With hindsight, we, and clearly the executives at AT&T, can see this was a bad idea. But for the mere consumer, you and I, Monday’s announcement that the company will spin off its content arm and form a new media company with Discovery marks a pretty fortunate reversal: The company that emerges once the WarnerMedia-Discovery deal closes in 2022 will have a vast and compelling catalog that could not only compete with Netflix and Disney, but beat them.

Just look at this chart of brands under the new company’s umbrella: There’s the prestige highbrow of HBO; the blockbuster film franchises of Warner Bros. and DC; the cultural niches of Cartoon Network, Adult Swim, and Cinemax; the undisputed leader in broadcast news in CNN; sports and comedy on TBS and TNT; and—most dangerously for this new company’s rivals—a plethora of unscripted and reality content with the likes of HGTV, the Food Network, TLC, the Oprah Winfrey Network, Animal Planet, and, of course, the Discovery Channel.

No other company can package this much content. Netflix has made strides in reality television but lacks sports. Disney covers kids with animation—and even has Hulu and ESPN+ in its empire—but is short on reality series. Amazon is establishing itself as a respectable film and television distributor but doesn’t do news. This new conglomerate, meanwhile, says it has “one of the deepest libraries in the world with nearly 200,000 hours of iconic programming” featuring more than 100 brands.

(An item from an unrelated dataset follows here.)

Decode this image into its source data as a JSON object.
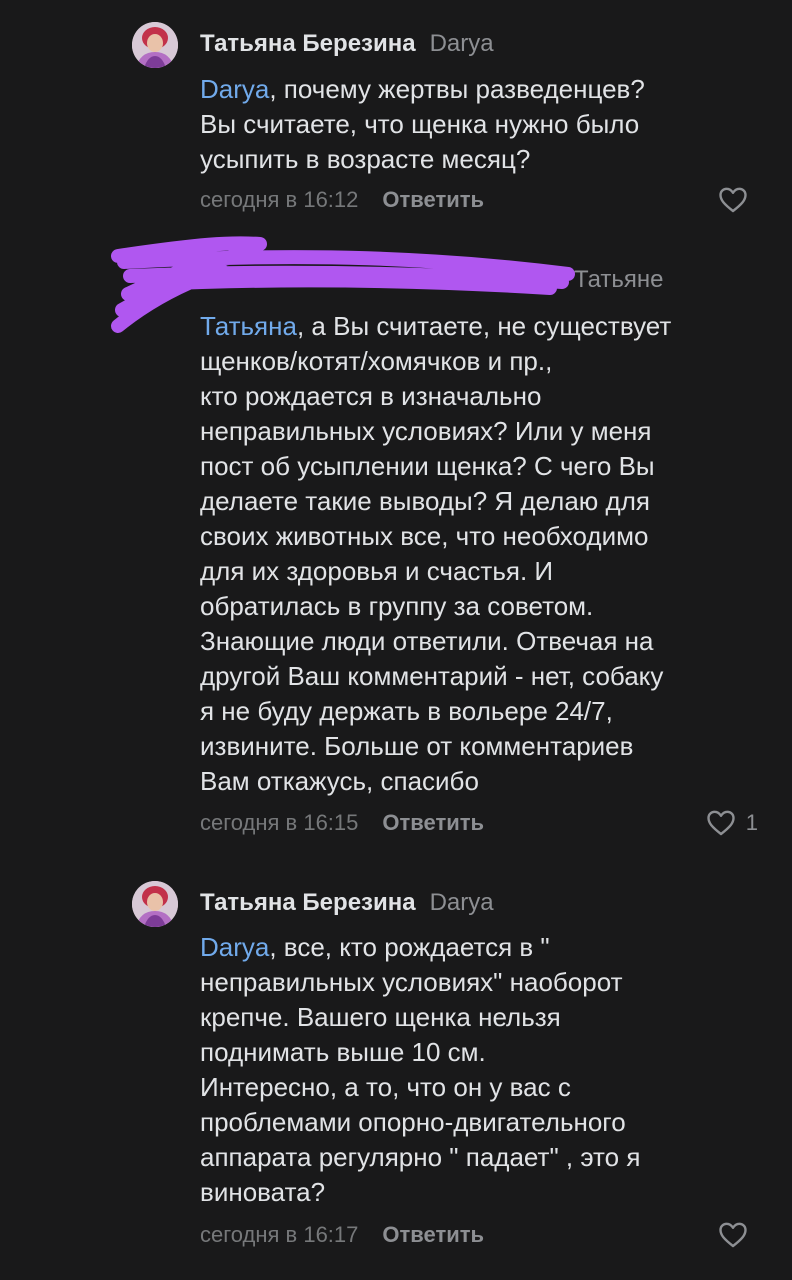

The still-to-be-named company, which will be helmed by current Discovery Inc. CEO David Zaslav, says it wants to further invest in content—about $20 billion worth a year. That could cause the price for whatever streaming service it rolls out to rise—but will it matter if consumers feel like they don’t have to pay for several different streaming services, and instead can access a cornucopia of content from just one provider? The question remains what exactly that streaming service will be. HBO Max isn’t going away quite yet and is still going forward with plans to launch a cheaper, ad-supported version of the platform later this year. Discovery, meanwhile, has its own service, Discovery+, which houses the aforementioned unscripted content. But it’s clear Zaslav sees the company’s strategy as combining forces. During a conference call on Monday, he didn’t rule out merging Discovery+ and HBO Max into a giant streaming service. Or, he said, the two might exist separately, but bundled together—sort of like what Disney+ does with Hulu and ESPN+. Either way, the new company’s brands will exist symbiotically—and that will appeal greatly to consumers.


“We think together, combined, this makes us the best entertainment company in the world,” Zaslav said. “The combination of these assets brings together the most valuable, important, and exciting IP in the world. … I think we fit together like a glove.”

Are Netflix, Disney, Amazon, and Co. powerless to compete against this new media giant? Not at all. They have the advantage of existing first. Despite ceding ground to an upstart Disney+, Netflix by far has the most subscribers out of any streaming service; Disney is the biggest media company in the world; Amazon is one of the biggest companies in the world, period. But any company that can offer consumers access to Batman; Game of Thrones; Harry Potter; Diners, Drive-Ins and Dives; the NBA; Anderson Cooper; the Property Brothers; and so much more will be a serious threat to those existing services—and of serious interest to viewers.